Au programme, on serait tenté de dire au catalogue de la soirée :
– « Impulsive » de Bill Coleman, objet d’un swing en équilibre main droite main gauche bien calées sur le clavier. Car, on a pas de mal à l’imaginer bien sûr, Arnaud Labastie possède les clefs du genre. En parallèle, question sonorité de trompette les effets d’embouchure adoucissent le propos
– « Am I Blue », chanson de Hoagy Carmichaël : la trompette bouchée sort un mince filet sonore. Pas de micro pour lui venir en aide. Dommage. Ceci posé, Artero lui aussi connaît ses standards du swing sur le bout des doigts, leur dessein, leurs plans de carrière. Et derechef, il les applique à la lettre. Le piano sous les doigts décontractés du « directeur » Labastie leur donne de l’air frais.
– « Keepîn out of Mischief Now » de Fats Waller, rythmes soutenus, rag time au bout, au goût d’une envie commune avouée, notes du bassiste en repère régulier.
– « I can’t get started with you » Voici venu le temps d’une ballade pour laquelle, sans mauvais jeu de mot, après avoir manqué un peu de gaz sinon de son, Artero retrouve une douceur que l’on sent chez lui naturelle. Labastie en bon « ellingtonien » maniaque relance, cool comme dans ce climat il se doit, les ébats. Duverdier, sourire espiègle, fait lui un croquis exquis de rondeurs du bout de ses balais.
– « I remembre April, le quartet offre un peu plus de dynamique sur un tempo binaire simple à entendre.

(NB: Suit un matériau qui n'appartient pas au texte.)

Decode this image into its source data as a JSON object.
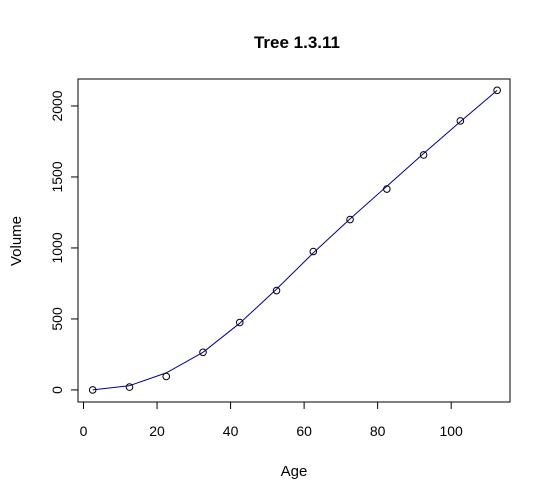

– « Somebody loves you » Gershwin s’invite avec les lignes claires de ses mélodies.
– « Softly as in a morning sunrise » Le pianiste fait assaut d’accords sur son simili piano électronisé pour facilités de transport histoire de renforcer la structure du standard parmi les plus standardisés du marché du jazz. Avec en amicale complicité l’appui d’une batterie qui lâche la bride. Ah! mais on ressent toujours et encore cette drôle de retenue de la trompette avec sourdine. Quel dommage pour la perception de la globalité du son de l’orchestre. Mais confidence pour confidence, Patrick Artero qui avait du arrêter de jouer suite à quelques problèmes de santé se trouve juste en phase de reprise…
– Une invitée surprise, une chanteuse à présent: Michèle lâche une voix un peu fragile sur « La vie en rose » puis « Dans mon jardin d’hiver » Au final « Hello Dolly » la propulse enfin, vive, percutante.
Au programme, il y aura d’autres airs, d’autres standards. On en oublie sans doute. Du classique, du courant mainstream sans vague au pays du surf triomphant. Et toujours, en accompagnement, en bruits de fond perdurent ces petites percussions caractéristiques de verres parfumés de rhums plus ou moins arrangés. On était bien cette nuit de janvier baignés dans un jazz de nuit soft mode Soleil des Antilles.